Baowu Steel Group, a Chinese state-owned iron and steel company, said it will start construction of the Simandou iron mine in Guinea, which has estimated reserves of 10 billion tons of ore grading 65 percent iron metal, according to

"In the long run, these sources, especially the Simandou mine, the largest untapped source of iron ore in the world with the highest quality, will ease China's dependence on Australian iron ore," Yu Lei, chief researcher at the Research Center for Pacific Island Countries with Liaocheng University, told the Global Times on Sunday.

According to China's Ministry of Commerce, China is highly dependent on imported iron ore as 80 percent of the raw material is imported. 

In 2019, China imported 1.07 billion tons of iron ore, of which more than 60 percent came from Australia, according to industrial media.
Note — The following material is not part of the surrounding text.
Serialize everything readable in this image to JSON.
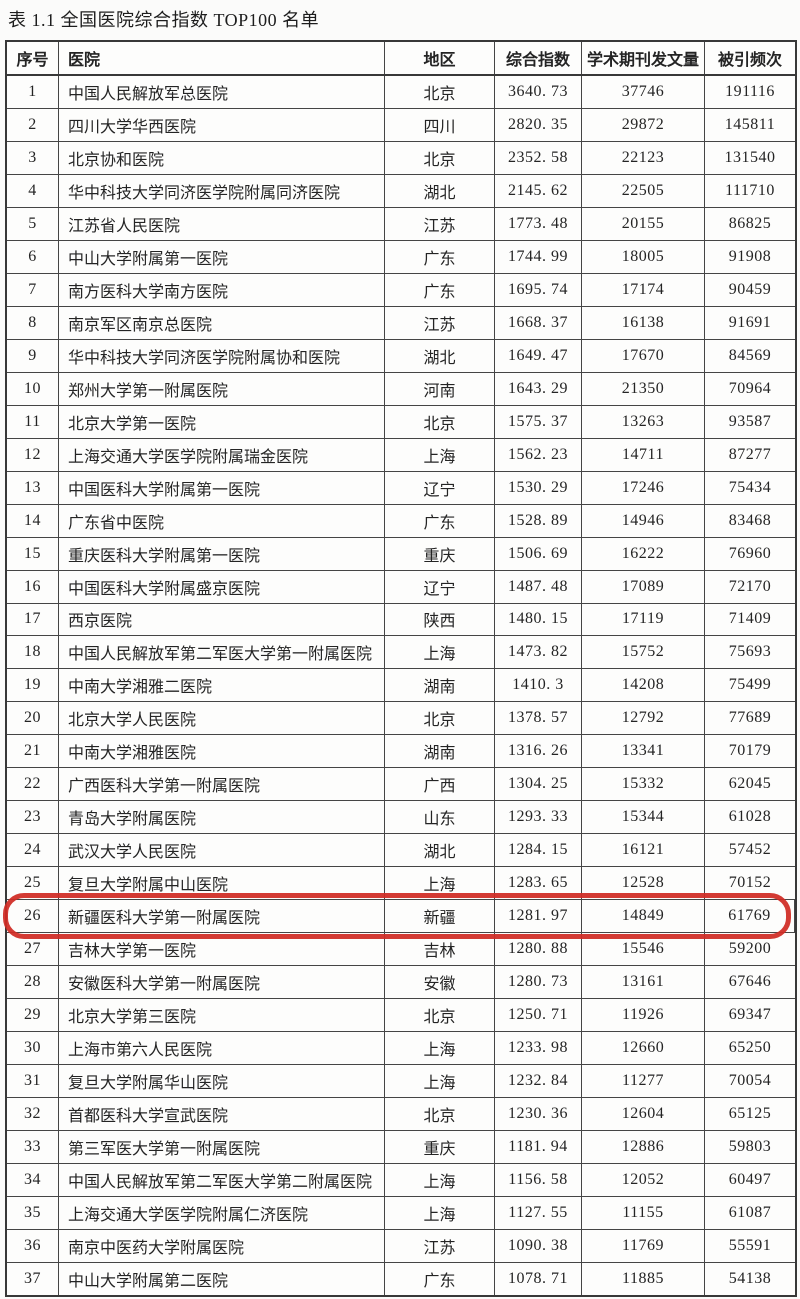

However, despite being Australia's biggest iron ore buyer, China has much weaker pricing power due to Australia's near-monopoly. Once iron ore demand in China rises, the ore price would also increase, Yu said. Iron futures hit 778 yuan ($110) per ton on Friday, up more than 40 percent from April, as stockpiles at 45 Chinese ports hit four-year lows.

Despite the huge iron ore trade between China and Australia, bilateral ties are soured in recent months. In May, China imposed anti-dumping and countervailing tariffs of more than 80 percent on Australian barley, a move intended to protect Chinese farmers' interests.

There has been hearsay for years in the industry that China has been working with the Simandou mine, but there had been no real exploitation until the Baowo announcement, according to Wang Guoqing, research director at the Beijing Lange Steel Information Research Center.

"[Baowu] chose this timing to indicate that the construction might relate to the row between China and Australia, as China is seeking to diversity its iron ore sources to lower dependence on Australian iron ore," Wang noted.

Having more suppliers will deepen China's iron ore import diversification, and give Beijing more chips when dealing with Australia, according to Wang.

Wang noted that, even though Baowu's announcement could drive up market expectations as iron ore is more financialized now, it's just "an expectation ... the real impact might take years to come." 

"It is hard to see a quick change in China's iron ore import structure as the construction of the Simandou mine may take years, but in the long run, it will definitely have a huge impact on Australia's iron ore sector and Australian suppliers should keep their eyes on it," Yu said.